The role of green technologies in producing wheat gluten nanofibers by electrospinning and improving their water resistance

Abstract

Electrospinning of irregular proteins is possible if they can be dissolved appropriately and their spherical structure can be changed to a random coil, which is generally not the case for plant proteins. Thus, the effect of each solvent, including acetic acid (AA), ethanol (ET), and water (WA) alone, as well as their binary mixtures at 70:30, 50:50, and 30:70 (v/v) ratios on the nanofibers (NFs) obtained from treated gluten was investigated.
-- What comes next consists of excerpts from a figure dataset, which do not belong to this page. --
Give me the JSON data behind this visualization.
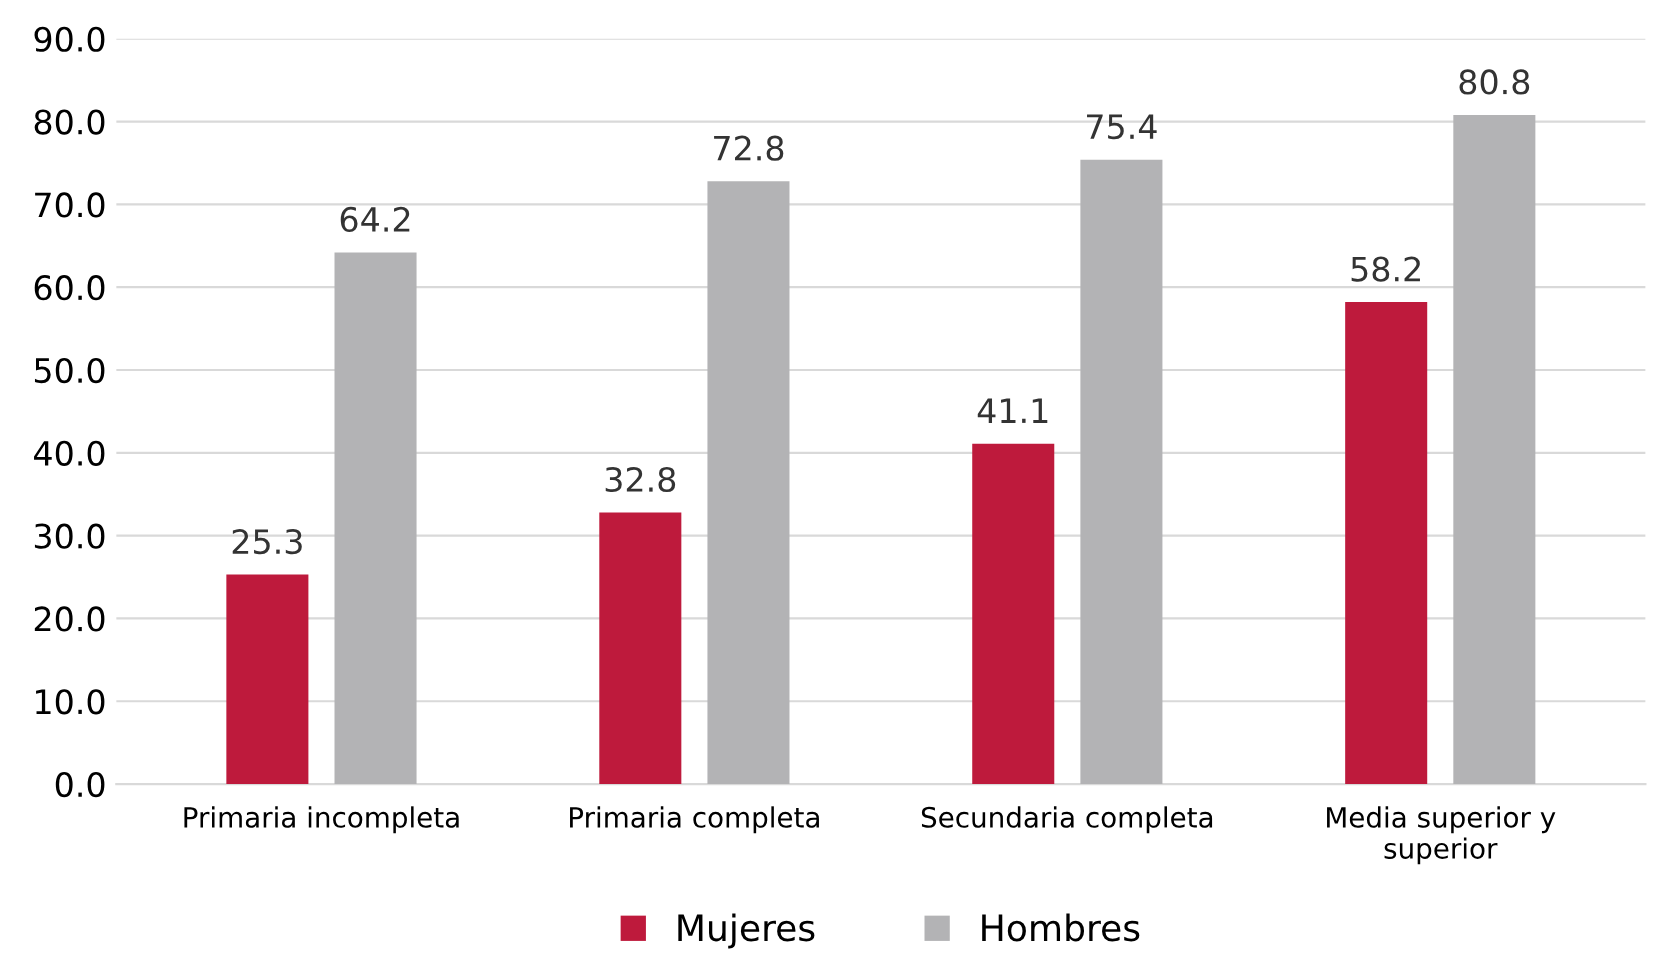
{
  "chart_data": {
    "type": "bar",
    "categories": [
      "Primaria incompleta",
      "Primaria completa",
      "Secundaria completa",
      "Media superior y\nsuperior"
    ],
    "series": [
      {
        "name": "Mujeres",
        "color": "#be1a3c",
        "values": [
          25.3,
          32.8,
          41.1,
          58.2
        ]
      },
      {
        "name": "Hombres",
        "color": "#b3b3b5",
        "values": [
          64.2,
          72.8,
          75.4,
          80.8
        ]
      }
    ],
    "ylim": [
      0,
      90
    ],
    "yticks": [
      {
        "value": 0,
        "label": "0.0"
      },
      {
        "value": 10,
        "label": "10.0"
      },
      {
        "value": 20,
        "label": "20.0"
      },
      {
        "value": 30,
        "label": "30.0"
      },
      {
        "value": 40,
        "label": "40.0"
      },
      {
        "value": 50,
        "label": "50.0"
      },
      {
        "value": 60,
        "label": "60.0"
      },
      {
        "value": 70,
        "label": "70.0"
      },
      {
        "value": 80,
        "label": "80.0"
      },
      {
        "value": 90,
        "label": "90.0"
      }
    ],
    "grid": "y",
    "legend": "bottom",
    "data_labels": true
  }
}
Where the binary solvent systems of AA: ET and ET: WA (70:30 ratios) were selected, the average NFs diameters were 482.22 and 312.74 nm, respectively. Next, the effects of 3 factors, including solvent type, high hydrostatic pressure/HHP (0, 400, and 600 MPa), and dithiothreitol (DTT) (0 and 1 % of the protein weight) on gluten NFs were studied. Applying HHP and DTT effectively altered the protein conformation from β-sheets to random coils. Considering fiber morphology (no beads and uniformity of fiber morphology) and production conditions, the sample treated at 400 MPa containing DTT was selected for gluten electrospinning in the AA: ET (70:30 v/v) solvent system. Finally, the effects of sandwiching (layers of zein protein), thermal, cross-linking with oxidized sucrose, and plasma methods on increasing the hydrophobicity of fibers were investigated. The dissolution time of different treatments, including sandwich NFs, thermal, and plasma methods, was 11.77, 35, and 1.19–4.64 s, respectively; the thermal method was proposed as the best modification method.